Emmett started a community cleanup last year where, at the beginning of each new season, he and a bunch of volunteers go out into the neighborhood and pick up all the trash that the wind has blown into our parks and trails. He’s so thoughtful and kind and good and—stop it, Carina!

Now settled into the seat, Kalani picks up her phone and reads the text on the lock screen, immediately tensing up before dropping the phone and checking out the menu, trying extra hard to appear nonchalant even though her shoulders never lose their stiffness.

I set my own menu down. “Hey, Kalani, do you want to sleep over tonight? I got a few new face masks we can do, and we can binge-watch that new reality dating show that just came out. Apparently, one of the girls in it is from Toronto.”

The tension immediately drains from her body, and her eyes flick to her phone resting face down on the table for a nanosecond before she smoothly says, “Only if you let me do your eyebrows. It’s been a while since I’ve tweezed them for you, and they’re starting to look a little uneven.

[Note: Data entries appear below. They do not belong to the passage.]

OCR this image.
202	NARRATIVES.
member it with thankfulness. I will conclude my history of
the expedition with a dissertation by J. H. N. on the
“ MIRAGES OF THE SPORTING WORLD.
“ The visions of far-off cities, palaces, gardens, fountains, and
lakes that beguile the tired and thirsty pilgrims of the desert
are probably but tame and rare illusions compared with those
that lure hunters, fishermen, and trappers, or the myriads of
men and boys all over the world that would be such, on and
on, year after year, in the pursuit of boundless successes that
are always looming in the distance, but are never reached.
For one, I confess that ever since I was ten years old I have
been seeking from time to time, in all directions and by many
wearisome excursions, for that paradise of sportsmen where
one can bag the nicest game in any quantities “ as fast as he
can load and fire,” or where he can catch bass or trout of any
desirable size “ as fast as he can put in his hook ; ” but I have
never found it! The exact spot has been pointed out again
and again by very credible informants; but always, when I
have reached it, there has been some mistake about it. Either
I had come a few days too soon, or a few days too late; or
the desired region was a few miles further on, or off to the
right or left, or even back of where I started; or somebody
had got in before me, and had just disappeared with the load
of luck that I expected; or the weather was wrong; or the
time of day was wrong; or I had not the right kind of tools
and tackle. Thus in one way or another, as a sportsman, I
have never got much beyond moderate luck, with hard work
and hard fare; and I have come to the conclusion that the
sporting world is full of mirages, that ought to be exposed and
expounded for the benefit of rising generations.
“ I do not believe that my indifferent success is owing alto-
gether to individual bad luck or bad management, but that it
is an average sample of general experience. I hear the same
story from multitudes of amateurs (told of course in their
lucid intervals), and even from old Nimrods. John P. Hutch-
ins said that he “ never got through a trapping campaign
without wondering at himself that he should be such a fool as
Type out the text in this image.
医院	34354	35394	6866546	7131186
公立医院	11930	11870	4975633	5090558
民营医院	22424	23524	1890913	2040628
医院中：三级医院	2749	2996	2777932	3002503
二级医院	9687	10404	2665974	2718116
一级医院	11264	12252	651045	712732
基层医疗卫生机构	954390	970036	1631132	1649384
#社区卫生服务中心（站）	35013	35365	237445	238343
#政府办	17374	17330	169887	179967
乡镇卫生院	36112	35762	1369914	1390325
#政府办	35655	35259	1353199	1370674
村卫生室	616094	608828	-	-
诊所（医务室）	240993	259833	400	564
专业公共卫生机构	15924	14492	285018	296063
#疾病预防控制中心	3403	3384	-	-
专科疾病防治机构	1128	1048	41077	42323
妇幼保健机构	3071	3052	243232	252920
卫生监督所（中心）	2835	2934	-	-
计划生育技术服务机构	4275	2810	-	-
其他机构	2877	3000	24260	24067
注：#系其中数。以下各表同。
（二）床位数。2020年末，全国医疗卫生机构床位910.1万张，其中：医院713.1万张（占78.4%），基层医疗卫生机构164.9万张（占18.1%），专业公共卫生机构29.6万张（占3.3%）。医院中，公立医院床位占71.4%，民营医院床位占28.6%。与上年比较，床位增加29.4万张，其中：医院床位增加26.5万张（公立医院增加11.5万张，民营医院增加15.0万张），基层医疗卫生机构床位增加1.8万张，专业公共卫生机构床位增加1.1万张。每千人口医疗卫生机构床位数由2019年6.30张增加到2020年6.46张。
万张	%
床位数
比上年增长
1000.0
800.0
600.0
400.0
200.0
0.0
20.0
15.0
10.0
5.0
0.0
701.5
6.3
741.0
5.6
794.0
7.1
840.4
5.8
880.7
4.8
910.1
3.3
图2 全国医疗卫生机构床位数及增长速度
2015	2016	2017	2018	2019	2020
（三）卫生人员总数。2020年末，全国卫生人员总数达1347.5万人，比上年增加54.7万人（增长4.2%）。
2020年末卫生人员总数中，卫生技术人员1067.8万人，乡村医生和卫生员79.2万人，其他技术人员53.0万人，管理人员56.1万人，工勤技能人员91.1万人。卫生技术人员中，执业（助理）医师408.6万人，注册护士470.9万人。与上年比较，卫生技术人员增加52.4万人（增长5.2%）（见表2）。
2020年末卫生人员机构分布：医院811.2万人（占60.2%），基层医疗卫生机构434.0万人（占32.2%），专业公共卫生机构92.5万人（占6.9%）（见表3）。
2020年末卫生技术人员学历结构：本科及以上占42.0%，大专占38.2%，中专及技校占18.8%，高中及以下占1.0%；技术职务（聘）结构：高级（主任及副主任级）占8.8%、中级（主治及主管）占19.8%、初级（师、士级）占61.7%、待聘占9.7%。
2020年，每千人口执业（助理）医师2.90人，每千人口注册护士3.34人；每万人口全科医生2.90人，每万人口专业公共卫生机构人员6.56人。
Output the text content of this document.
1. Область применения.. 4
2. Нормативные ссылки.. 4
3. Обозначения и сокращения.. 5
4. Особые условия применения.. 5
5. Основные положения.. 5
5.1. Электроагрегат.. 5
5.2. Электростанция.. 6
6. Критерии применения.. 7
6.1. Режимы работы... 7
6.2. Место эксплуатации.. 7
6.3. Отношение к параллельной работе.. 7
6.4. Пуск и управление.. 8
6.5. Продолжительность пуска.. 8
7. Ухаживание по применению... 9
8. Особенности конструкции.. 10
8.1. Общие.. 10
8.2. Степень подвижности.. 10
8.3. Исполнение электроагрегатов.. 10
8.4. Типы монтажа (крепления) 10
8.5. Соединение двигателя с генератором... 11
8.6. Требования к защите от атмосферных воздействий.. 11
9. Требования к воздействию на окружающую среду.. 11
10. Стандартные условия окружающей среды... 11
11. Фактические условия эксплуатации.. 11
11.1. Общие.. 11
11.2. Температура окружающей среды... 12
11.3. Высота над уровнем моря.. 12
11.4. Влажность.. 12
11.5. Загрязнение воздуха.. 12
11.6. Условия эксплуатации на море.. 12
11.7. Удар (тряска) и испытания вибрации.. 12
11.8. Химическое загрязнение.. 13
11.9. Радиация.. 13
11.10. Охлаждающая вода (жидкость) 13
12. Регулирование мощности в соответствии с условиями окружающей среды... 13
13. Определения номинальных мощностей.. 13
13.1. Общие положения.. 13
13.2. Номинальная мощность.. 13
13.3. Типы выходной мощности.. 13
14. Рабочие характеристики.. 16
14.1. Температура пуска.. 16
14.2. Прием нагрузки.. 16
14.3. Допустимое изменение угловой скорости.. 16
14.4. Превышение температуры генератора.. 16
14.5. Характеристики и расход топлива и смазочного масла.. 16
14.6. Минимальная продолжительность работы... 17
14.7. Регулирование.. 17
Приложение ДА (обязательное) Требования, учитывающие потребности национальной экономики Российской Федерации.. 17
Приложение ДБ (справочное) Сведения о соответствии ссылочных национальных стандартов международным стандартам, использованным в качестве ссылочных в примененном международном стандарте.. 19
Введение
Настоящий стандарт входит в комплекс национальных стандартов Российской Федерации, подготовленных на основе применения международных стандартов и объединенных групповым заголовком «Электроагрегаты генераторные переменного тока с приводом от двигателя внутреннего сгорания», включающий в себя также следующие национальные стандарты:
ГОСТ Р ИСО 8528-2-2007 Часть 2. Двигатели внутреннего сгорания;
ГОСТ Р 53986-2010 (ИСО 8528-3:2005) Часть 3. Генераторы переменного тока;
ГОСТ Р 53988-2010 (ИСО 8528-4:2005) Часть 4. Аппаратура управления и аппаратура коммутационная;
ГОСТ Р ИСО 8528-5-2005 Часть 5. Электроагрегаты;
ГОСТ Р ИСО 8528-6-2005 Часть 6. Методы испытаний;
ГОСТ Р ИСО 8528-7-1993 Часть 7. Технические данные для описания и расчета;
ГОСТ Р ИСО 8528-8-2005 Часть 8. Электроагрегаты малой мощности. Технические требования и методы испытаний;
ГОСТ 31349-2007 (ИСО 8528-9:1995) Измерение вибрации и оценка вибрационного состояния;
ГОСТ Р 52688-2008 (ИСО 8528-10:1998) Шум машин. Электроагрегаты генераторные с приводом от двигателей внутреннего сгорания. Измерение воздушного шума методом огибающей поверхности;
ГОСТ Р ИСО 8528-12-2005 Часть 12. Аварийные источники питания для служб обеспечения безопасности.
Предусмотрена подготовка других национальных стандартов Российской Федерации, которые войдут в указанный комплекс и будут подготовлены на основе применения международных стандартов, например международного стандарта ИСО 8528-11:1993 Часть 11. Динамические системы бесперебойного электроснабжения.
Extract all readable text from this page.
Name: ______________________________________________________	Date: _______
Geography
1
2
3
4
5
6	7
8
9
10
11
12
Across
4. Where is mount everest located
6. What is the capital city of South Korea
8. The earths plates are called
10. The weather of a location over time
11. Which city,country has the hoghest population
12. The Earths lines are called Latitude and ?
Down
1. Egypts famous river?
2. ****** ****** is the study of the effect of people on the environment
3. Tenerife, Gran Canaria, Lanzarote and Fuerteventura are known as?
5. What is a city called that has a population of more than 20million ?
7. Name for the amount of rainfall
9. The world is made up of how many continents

And I can braid your hair the way you like, that way it can be out of your face for when you paint tomorrow. ”

I do hate having my hair in my face when I’m painting.

Normally, I tie it up or put it in a bun.

But then it inevitably falls out, and I get paint all over my hair trying to fix it, which only makes more hair fall out of the elastic, and the cycle continues.

Kalani noticed how much time I waste fiddling with it and how it pulls me out of my creative flow.

Now, whenever she can, she makes me sit still so she can twist two tight French braids down either side of my head.

They stay put, keep my hair out of my face, and let me focus.

I’ve tried to learn how to do them myself, but I can never get it right.

Luckily, I have the greatest best friend who never complains about how many times she has to braid my hair, even if it’s twice in the same day.

“You’ve got yourself a deal,” I say, just as a high-pitched microphone screech cuts through the air, making everyone flinch.

“Hello, everyone,” says a man on the stage wearing a Murphey’s T-shirt, speaking into the mic. “We’ll be starting trivia in a few minutes, so please take this time to silence your phones and put them away in your bags or pockets.”

Emi makes a joke about secretly keeping her phone out, most likely just to see what Emmett would say, and because he’s so good and pure, he immediately takes the bait and lectures her about following the rules.

Kalani taps out a quick message on her phone, probably letting Maleah know she’s staying over at my house tonight, and her smile is light and unburdened when she slips her phone into her purse, ready to enjoy couples’ trivia night with her boyfriend and best friend.